All We Need Is Silence
Label: Virgin / EMI
Release date: 2005-09-05
Verlorene Gefühle: Die famosen Slut aus Ingoldstadt haben ihren melodiösen Indierock jahrelang der amourösen Romantik gewidmet. Auf dem neuen Album «All We Need Is Silence» wird nun plötzlich die dunkle Seite der Liebe besungen. Verstorbene Hoffnung als Nährboden für einen Neuanfang?
Slut ist kein feiner Ausdruck. Defintitiv nicht. Slut heisst zu Deutsch Schlampe, und von da ist der Weg zur Bitch und den tiefen Schimpfwörter-Abgründen nicht mehr weit. Umso erstaunlicher ist deshalb die Tatsache, dass sich die Gruppe, die sich mit diesem Namen «schmückt», in ihren Songs weder um miese Weibsbilder noch um die kaputten Sextriebe der modernen Gesellschaft kümmert. Im Gegenteil. Die Fünferbande aus Ingoldstadt hat auf jedem der vier bisherigen Alben das hehre Gut «Liebe» zu ihrem obersten und wichtigsten Thema erhoben. Meist gings da, den zwischen verträumter Melancholie und rotziger Zuversicht schwankenden Melodienläufen entsprechend, um eine «amour fou», um die kleinen Leiden im grossen Glück, oder – wie auf der Hymne «Easy To Love» – einfach um eine mit moderner Urbanromantik angereicherte Liebeserklärung. Das ungeschriebene Slut’sche Gesetz, das jeder dieser vier Platten zugrunde lag, war offensichtlich: egal wie wild die emotionale Achterbahnfahrt sein mochte, welche die Band in die Gehörganglien katapultierte – am Ende obsiegte stets so was wie Zuversicht.

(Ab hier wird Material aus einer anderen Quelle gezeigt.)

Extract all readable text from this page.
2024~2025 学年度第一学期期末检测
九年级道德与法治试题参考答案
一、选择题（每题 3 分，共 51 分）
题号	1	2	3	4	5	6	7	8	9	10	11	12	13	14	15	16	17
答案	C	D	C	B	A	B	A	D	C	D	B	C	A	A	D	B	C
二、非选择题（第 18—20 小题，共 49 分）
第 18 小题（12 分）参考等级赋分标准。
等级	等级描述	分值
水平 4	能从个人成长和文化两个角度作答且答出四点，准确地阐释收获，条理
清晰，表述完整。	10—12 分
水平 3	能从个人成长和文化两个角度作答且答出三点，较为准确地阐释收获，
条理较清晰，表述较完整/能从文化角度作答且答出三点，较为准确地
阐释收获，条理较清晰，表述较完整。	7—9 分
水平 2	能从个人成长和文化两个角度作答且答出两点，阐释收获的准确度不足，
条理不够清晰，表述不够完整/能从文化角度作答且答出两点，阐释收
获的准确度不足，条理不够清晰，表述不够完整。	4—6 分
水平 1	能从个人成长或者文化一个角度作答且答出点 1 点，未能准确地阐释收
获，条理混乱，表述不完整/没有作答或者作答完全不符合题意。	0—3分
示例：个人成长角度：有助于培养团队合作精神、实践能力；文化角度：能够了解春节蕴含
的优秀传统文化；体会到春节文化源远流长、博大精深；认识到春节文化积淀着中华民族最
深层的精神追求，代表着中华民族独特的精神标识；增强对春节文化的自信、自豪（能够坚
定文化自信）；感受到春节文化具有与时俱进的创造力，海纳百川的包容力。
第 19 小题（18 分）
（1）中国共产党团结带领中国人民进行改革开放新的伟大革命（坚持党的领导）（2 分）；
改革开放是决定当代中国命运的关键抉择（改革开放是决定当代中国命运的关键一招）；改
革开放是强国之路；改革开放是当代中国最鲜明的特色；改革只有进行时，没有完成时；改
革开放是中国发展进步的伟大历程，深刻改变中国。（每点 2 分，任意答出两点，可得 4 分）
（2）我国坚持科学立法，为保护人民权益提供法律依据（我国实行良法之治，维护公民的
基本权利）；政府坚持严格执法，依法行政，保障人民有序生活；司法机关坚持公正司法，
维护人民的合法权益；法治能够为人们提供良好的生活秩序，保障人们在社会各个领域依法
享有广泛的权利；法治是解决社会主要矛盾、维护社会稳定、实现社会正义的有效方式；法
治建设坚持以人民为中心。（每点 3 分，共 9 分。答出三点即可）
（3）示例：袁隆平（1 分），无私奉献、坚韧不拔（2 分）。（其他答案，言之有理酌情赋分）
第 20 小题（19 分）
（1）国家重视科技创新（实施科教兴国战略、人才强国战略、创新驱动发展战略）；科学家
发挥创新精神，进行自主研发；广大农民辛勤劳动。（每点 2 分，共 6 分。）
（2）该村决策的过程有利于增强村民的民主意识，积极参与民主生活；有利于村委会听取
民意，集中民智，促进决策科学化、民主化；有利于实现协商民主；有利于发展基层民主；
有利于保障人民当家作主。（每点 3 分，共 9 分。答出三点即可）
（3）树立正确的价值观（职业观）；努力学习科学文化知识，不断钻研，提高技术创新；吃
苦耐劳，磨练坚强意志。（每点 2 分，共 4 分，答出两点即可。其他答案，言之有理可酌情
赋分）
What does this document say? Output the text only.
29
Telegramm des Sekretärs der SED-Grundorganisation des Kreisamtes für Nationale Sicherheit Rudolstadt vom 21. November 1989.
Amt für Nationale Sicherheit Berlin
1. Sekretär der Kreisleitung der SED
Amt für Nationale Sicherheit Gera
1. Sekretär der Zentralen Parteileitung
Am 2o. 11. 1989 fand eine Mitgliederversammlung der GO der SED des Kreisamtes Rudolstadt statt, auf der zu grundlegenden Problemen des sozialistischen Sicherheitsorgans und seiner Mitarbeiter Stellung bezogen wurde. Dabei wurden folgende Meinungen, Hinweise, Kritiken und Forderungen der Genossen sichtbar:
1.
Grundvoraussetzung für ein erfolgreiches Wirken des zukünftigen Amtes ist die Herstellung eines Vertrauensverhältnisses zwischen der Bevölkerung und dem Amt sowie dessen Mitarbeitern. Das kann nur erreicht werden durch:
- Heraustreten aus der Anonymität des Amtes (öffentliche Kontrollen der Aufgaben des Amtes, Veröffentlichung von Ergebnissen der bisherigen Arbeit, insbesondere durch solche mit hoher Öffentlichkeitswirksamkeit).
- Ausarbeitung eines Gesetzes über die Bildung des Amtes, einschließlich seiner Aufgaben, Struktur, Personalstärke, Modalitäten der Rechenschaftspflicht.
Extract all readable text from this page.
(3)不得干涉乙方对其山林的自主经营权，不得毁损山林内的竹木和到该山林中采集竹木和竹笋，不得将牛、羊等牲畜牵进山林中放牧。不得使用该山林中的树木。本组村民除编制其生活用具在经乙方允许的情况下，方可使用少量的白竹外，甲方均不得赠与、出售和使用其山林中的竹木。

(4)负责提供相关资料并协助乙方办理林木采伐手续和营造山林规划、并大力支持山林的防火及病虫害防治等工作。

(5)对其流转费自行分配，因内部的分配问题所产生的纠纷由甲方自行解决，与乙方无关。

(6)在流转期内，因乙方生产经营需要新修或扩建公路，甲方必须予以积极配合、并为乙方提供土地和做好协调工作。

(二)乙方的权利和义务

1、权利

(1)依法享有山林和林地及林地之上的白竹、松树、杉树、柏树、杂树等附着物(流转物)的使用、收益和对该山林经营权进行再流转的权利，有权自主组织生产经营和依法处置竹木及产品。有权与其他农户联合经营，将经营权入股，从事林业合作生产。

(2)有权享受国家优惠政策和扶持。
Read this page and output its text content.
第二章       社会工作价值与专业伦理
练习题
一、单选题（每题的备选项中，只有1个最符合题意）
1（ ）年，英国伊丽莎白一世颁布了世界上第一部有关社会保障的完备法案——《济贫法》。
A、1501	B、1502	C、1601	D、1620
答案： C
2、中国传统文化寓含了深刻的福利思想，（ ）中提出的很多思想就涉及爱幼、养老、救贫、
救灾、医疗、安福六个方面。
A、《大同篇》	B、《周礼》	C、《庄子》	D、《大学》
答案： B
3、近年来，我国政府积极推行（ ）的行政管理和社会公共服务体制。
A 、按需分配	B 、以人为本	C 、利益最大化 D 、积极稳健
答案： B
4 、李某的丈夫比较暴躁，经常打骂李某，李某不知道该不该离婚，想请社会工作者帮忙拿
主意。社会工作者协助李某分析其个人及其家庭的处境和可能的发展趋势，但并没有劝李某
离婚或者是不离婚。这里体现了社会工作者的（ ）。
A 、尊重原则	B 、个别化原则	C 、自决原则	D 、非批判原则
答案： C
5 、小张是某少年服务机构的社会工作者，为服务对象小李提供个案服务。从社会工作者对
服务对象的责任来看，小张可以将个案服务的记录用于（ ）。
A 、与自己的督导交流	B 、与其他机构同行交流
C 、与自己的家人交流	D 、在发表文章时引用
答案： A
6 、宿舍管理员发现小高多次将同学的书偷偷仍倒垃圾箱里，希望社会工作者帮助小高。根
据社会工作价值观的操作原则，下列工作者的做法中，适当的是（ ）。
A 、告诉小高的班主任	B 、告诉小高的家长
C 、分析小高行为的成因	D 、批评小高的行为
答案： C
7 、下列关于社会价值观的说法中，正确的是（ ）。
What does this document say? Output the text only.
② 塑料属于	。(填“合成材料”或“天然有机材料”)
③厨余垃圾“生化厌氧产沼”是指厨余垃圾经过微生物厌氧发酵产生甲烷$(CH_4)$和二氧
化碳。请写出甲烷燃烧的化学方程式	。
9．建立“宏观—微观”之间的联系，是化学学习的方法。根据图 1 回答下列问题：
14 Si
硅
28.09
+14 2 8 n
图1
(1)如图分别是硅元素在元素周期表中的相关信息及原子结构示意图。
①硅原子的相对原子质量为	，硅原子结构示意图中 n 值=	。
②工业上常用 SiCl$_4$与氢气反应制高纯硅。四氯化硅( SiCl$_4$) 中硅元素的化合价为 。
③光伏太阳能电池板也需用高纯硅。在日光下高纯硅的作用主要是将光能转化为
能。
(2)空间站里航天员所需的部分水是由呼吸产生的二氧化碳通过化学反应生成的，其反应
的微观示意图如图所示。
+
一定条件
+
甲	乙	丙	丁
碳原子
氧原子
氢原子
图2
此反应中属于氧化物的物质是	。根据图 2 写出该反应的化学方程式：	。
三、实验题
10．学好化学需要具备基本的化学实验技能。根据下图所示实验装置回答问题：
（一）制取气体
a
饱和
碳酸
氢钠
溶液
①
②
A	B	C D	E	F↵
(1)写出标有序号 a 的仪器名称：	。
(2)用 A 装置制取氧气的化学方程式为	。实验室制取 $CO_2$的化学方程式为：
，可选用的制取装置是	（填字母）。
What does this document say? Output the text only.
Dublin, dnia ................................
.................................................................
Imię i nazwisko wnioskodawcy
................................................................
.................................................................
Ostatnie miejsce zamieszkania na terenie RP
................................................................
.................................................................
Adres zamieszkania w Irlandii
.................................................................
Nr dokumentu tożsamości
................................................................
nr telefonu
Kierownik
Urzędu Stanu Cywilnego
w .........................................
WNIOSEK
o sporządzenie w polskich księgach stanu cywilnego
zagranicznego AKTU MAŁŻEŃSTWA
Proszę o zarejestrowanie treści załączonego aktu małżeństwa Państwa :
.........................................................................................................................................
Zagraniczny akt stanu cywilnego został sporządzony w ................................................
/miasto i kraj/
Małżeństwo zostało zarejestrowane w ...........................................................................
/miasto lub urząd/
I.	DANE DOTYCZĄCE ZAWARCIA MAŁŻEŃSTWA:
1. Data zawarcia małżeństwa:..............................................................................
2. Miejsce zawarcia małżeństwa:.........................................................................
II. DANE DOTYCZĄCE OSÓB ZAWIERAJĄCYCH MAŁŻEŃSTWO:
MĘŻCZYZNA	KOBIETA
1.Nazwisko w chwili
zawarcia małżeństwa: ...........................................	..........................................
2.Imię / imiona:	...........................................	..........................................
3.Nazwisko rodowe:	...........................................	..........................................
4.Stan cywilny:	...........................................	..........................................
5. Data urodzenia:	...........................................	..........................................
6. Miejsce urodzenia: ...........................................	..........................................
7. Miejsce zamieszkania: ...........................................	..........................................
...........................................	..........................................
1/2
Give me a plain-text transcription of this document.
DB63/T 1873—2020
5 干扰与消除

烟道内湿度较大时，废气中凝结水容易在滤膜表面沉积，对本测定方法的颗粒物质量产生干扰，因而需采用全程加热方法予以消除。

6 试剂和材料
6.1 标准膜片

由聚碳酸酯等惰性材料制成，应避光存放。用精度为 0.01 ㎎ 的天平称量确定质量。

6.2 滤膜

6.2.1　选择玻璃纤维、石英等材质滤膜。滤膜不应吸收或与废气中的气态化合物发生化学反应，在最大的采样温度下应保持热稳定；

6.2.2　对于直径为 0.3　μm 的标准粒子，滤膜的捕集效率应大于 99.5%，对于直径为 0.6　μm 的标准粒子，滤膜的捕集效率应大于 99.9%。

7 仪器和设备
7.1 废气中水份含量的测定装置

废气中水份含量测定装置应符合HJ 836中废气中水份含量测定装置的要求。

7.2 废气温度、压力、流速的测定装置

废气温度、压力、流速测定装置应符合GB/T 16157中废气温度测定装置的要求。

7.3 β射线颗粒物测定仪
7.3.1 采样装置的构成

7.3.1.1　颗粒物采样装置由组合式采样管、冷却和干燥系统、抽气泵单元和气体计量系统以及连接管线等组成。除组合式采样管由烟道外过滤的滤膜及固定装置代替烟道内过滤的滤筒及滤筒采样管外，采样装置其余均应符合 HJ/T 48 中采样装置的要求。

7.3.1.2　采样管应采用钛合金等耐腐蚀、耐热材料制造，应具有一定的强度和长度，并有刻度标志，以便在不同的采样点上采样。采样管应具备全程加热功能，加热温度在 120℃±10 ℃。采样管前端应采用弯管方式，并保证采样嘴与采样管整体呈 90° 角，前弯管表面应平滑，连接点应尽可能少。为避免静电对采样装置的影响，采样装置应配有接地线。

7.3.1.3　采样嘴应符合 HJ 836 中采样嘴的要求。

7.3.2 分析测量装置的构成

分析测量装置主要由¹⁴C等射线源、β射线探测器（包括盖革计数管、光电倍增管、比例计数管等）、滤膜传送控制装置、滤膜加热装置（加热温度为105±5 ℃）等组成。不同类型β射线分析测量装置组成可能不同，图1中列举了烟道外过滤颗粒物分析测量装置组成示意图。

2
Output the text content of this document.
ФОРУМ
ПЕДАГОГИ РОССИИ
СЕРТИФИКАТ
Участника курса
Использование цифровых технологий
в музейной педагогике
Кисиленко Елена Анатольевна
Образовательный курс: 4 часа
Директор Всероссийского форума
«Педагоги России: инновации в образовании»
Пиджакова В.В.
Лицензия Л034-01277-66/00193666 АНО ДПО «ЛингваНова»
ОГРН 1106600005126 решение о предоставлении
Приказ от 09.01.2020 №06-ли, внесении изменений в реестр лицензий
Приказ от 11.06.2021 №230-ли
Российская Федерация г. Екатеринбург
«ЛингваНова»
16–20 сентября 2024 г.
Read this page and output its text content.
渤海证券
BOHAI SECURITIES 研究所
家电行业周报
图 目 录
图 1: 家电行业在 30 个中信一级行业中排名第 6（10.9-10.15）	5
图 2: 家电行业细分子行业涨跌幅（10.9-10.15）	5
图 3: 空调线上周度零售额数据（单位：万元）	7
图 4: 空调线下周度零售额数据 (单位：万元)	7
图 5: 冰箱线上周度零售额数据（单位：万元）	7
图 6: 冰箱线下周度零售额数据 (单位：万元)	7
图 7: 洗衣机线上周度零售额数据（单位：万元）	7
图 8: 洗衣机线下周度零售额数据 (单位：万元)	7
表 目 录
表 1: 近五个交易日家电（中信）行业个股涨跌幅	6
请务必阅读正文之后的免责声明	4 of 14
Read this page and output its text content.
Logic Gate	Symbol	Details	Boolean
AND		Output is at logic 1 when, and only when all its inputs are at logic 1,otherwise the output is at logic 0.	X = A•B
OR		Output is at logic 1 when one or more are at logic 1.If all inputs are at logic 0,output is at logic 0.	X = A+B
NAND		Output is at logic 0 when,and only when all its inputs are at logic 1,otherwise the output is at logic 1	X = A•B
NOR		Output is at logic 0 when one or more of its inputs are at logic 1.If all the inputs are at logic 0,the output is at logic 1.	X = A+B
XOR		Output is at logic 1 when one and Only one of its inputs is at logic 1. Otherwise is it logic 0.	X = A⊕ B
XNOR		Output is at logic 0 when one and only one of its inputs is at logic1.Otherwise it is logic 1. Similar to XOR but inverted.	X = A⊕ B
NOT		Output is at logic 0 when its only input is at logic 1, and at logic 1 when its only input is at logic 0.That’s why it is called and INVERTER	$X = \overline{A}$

Seit kurzem steht nun das jüngste Album in den Regalen. Es heisst «All We Need Is Silence» – und nicht nur der Titel manifestiert einen derart radikalen Kontrast zum bisherigen Œuvre, dass man nicht umhin kommt, Sänger und Texter Chris Neuburger gleich zu Beginn des Gesprächs mit jener Frage zu konfrontieren, die gemeinhin als «Interview-Killer» gehandelt wird: «Herr Neuburger, ist ‹All We Need Is Silence› das letzte Slut-Album?» Dass das Gespräch kein abruptes Ende findet, zeigt, dass die Frage nicht weit an der Wirklichkeit vorbeizielte. «Es ist bestimmt die letzte Platte in dieser Art», erklärt Neuburger, und dabei glaubt man aus dem bayrischen Akzent gar ein bisschen Wehmut herauszuhören. «Wir haben versucht, uns diesmal aufs absolut Wesentliche zu konzentrieren. Mehr ist in diesem Schema nicht mehr möglich.»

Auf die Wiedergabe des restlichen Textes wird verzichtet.